Yesterday, at the Imagine ’18 event at the Teatru Manoel in Valletta, we watched a short film depicting just some of the accessibility issues of Valletta. And let’s just pause to stress we’re talking accessibility not disability in Malta. Accessibility is a right. The film speaks for itself, so we’ll just urge you to watch it [see below]. But by way of a short intro, we’ll add a bit of context.

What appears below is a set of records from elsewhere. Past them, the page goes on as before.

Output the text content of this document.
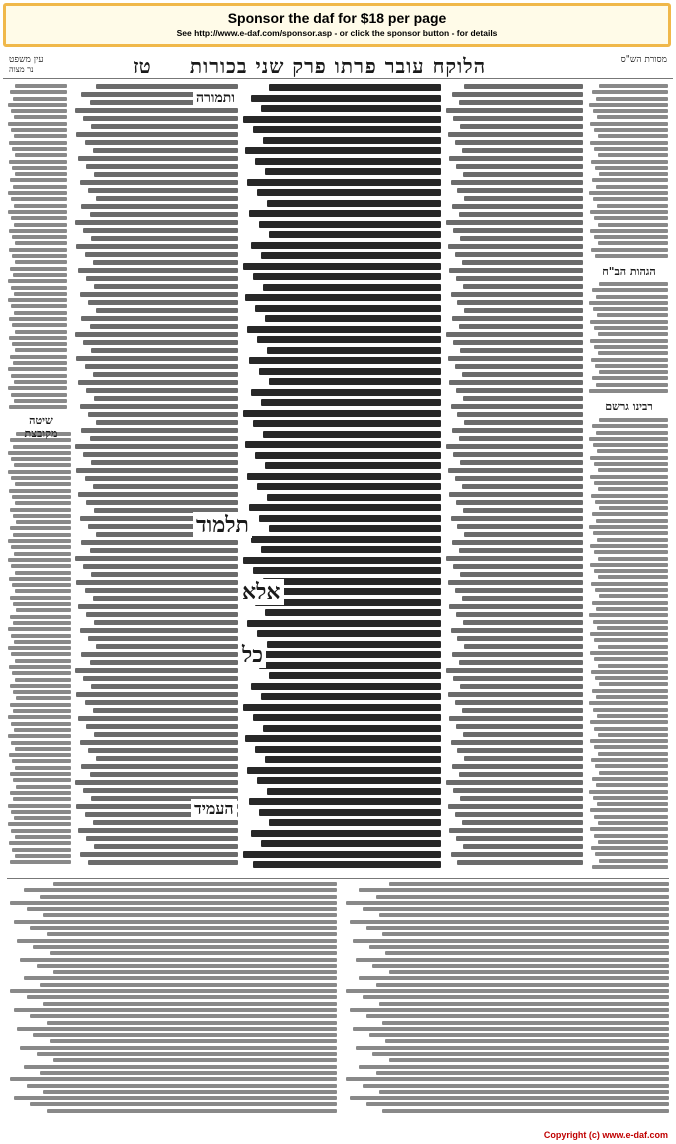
Sponsor the daf for $18 per page
See http://www.e-daf.com/sponsor.asp - or click the sponsor button - for details
עין משפט
נר מצוה	טז	הלוקח עובר פרתו פרק שני בכורות	מסורת הש"ס
שיטה
ותמורה
תלמוד
אלא
כל
העמיד
הגהות הב"ח
רבינו גרשם
Copyright (c) www.e-daf.com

Wheelchair users, the sight-impaired and people needing aids to get about find most places extremely difficult to access in Malta. As one of the Breaking Limits activists featured in this very telling film said: “It’s not easy to access Valletta when you can’t even get there in the first place”. Hopping on a bus, for example, requires pre-planning to the nth degree if you’re a wheelchair user. But who’d have thought that something as routine as getting cash out of an ATM would need as much determination! It may do if you’re in a wheelchair.
The film was shot last Saturday and editing was finished just the day before the V.18 event. It follows the group trying to access fairly bog standard areas of our capital – with difficulty. We can hardly talk of a Valletta as a European Capital of Culture, if we don’t have culture accessible to all. Most of the group in this film was unable to get into St James Cavalier Centre for Creativity. for example, thanks to the ongoing building works. The film is food for thought, but it shouldn’t, and can’t be left to be that alone.
Groups such as Breaking Limits are often sounded out by the powers that be, but, as this group knows from experience, there is far less walk than talk in addressing issues of accessibility in Malta. In fact, there should be far less talk of disability issues and far more talk of accessibility. Semantic shifts are all well and good, but few of us really understand the issues of accessibility in practice. Spend just a day with a someone with a disabled person going about their life in Malta, and please watch this film; it has personal relevance to us as we have disabled family members and relatives hands-on working actively in the field of disability issues. The next years to V.18 will hopefully see greater action on accessibility.
Elizabeth Ayling says
Agree totally dg with your comment. It was done with amazing spirit and good will and readiness to get stuck in. I hope as Rhoda said at the end of the film, it ensures action follows through.
An excellent video and I commend all who were a part of this.